Drelle v Servis-Terminal LLC [2024] EWHC 521 (Ch)
- Bankruptcy
- by Caroline McDonagh
- 26-04-2024
A judgment obtained for two billion Rubles in a Russian court was not eligible for registration under the Foreign Judgments (Reciprocal Enforcement) Act 1933, and no separate proceedings were taken in the English courts seeking an English judgment. Could the judgment still be a debt which satisfied the grounds of a bankruptcy petition in an English court under s.267 Insolvency Act 1986?
In this important case, the court rejected a debtor's challenge to a bankruptcy petition which had been presented against him, on the grounds that the debt was disputed. The debt upon which the petition was founded was a foreign judgment granted by the Arbitrazh Court of Yaroslavl in Russia.
The debtor had been unsuccessful in all of his appeals against the debt in Russia. The petitioning creditor then issued a bankruptcy petition against the debtor who was by then residing in England, but did so without first seeking recognition of the judgment under Part 7 CPR. However, the High Court rejected the submission that it was necessary to first seek recognition of a foreign judgment under Part 7 before issuing a bankruptcy petition which was founded upon it.
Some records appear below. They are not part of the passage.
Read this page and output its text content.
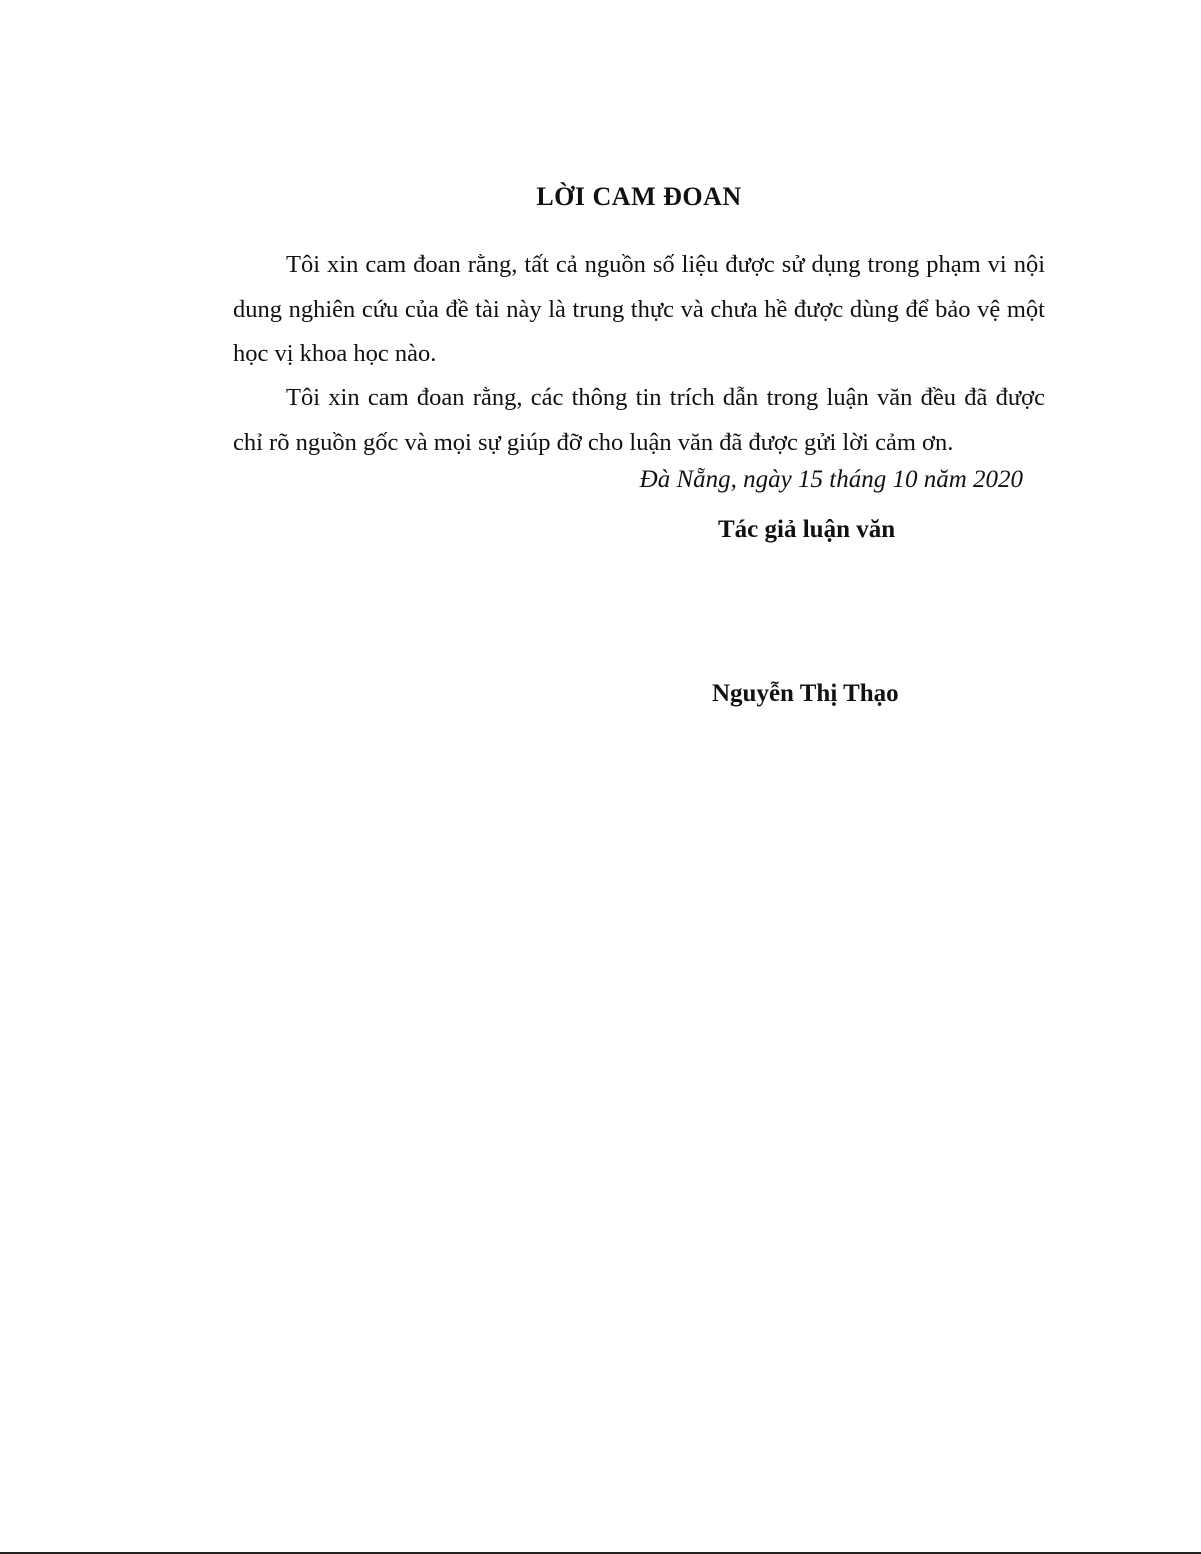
LỜI CAM ĐOAN

Tôi xin cam đoan rằng, tất cả nguồn số liệu được sử dụng trong phạm vi nội dung nghiên cứu của đề tài này là trung thực và chưa hề được dùng để bảo vệ một học vị khoa học nào.

Tôi xin cam đoan rằng, các thông tin trích dẫn trong luận văn đều đã được chỉ rõ nguồn gốc và mọi sự giúp đỡ cho luận văn đã được gửi lời cảm ơn.

Đà Nẵng, ngày 15 tháng 10 năm 2020
Tác giả luận văn
Nguyễn Thị Thạo
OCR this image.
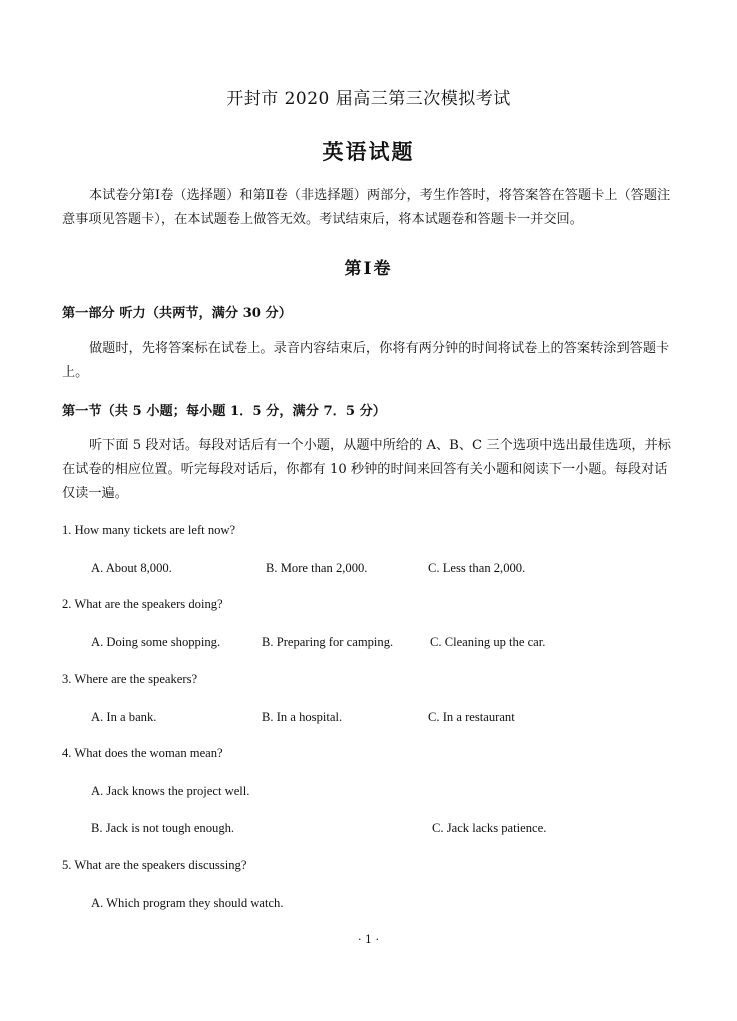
开封市 2020 届高三第三次模拟考试
英语试题
本试卷分第Ⅰ卷（选择题）和第Ⅱ卷（非选择题）两部分，考生作答时，将答案答在答题卡上（答题注意事项见答题卡），在本试题卷上做答无效。考试结束后，将本试题卷和答题卡一并交回。
第Ⅰ卷
第一部分 听力（共两节，满分 30 分）
做题时，先将答案标在试卷上。录音内容结束后，你将有两分钟的时间将试卷上的答案转涂到答题卡上。
第一节（共 5 小题；每小题 1．5 分，满分 7．5 分）
听下面 5 段对话。每段对话后有一个小题，从题中所给的 A、B、C 三个选项中选出最佳选项，并标在试卷的相应位置。听完每段对话后，你都有 10 秒钟的时间来回答有关小题和阅读下一小题。每段对话仅读一遍。
1. How many tickets are left now?
A. About 8,000.	B. More than 2,000.	C. Less than 2,000.
2. What are the speakers doing?
A. Doing some shopping.	B. Preparing for camping.	C. Cleaning up the car.
3. Where are the speakers?
A. In a bank.	B. In a hospital.	C. In a restaurant
4. What does the woman mean?
A. Jack knows the project well.
B. Jack is not tough enough.	C. Jack lacks patience.
5. What are the speakers discussing?
A. Which program they should watch.
· 1 ·
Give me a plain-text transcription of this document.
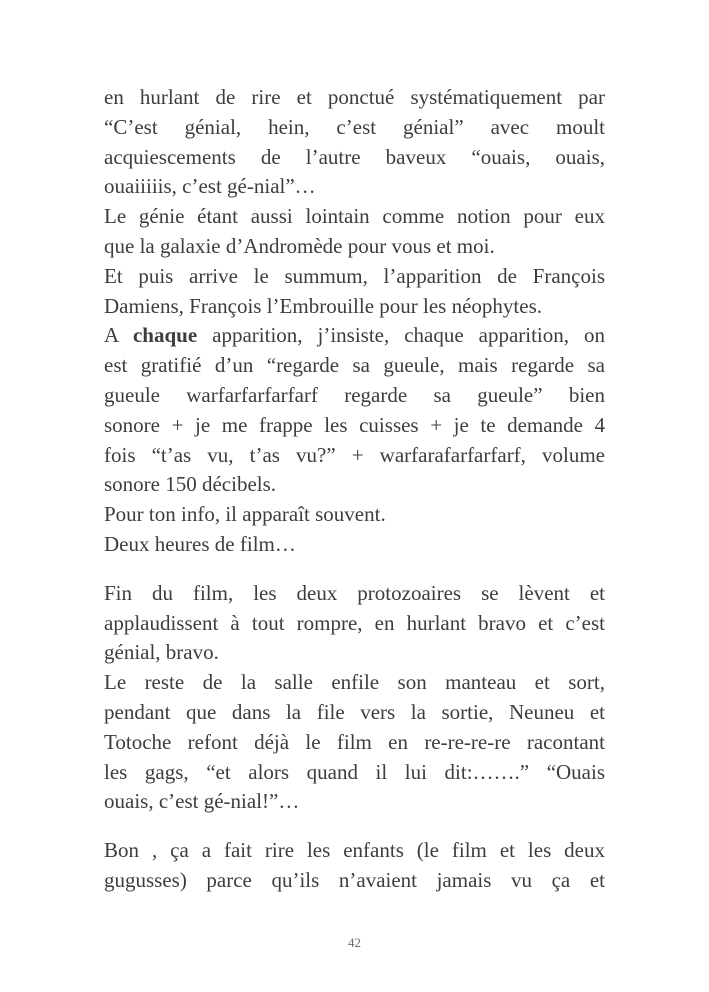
en hurlant de rire et ponctué systématiquement par
“C’est génial, hein, c’est génial” avec moult
acquiescements de l’autre baveux “ouais, ouais,
ouaiiiiis, c’est gé-nial”…

Le génie étant aussi lointain comme notion pour eux
que la galaxie d’Andromède pour vous et moi.

Et puis arrive le summum, l’apparition de François
Damiens, François l’Embrouille pour les néophytes.

A chaque apparition, j’insiste, chaque apparition, on
est gratifié d’un “regarde sa gueule, mais regarde sa
gueule warfarfarfarfarf regarde sa gueule” bien
sonore + je me frappe les cuisses + je te demande 4
fois “t’as vu, t’as vu?” + warfarafarfarfarf, volume
sonore 150 décibels.

Pour ton info, il apparaît souvent.

Deux heures de film…

Fin du film, les deux protozoaires se lèvent et
applaudissent à tout rompre, en hurlant bravo et c’est
génial, bravo.

Le reste de la salle enfile son manteau et sort,
pendant que dans la file vers la sortie, Neuneu et
Totoche refont déjà le film en re-re-re-re racontant
les gags, “et alors quand il lui dit:…….” “Ouais
ouais, c’est gé-nial!”…

Bon , ça a fait rire les enfants (le film et les deux
gugusses) parce qu’ils n’avaient jamais vu ça et

42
The High Court also rejected the submission that the court should not make a bankruptcy order on the grounds of public policy, specifically because it was alleged that a bankruptcy order would be to the exclusive benefit of the Russian state. This was because Gazprom Neft, being the biggest creditor of the petitioning creditor (which was in liquidation), had funded the bankruptcy proceedings and was ultimately owned by the Russian state.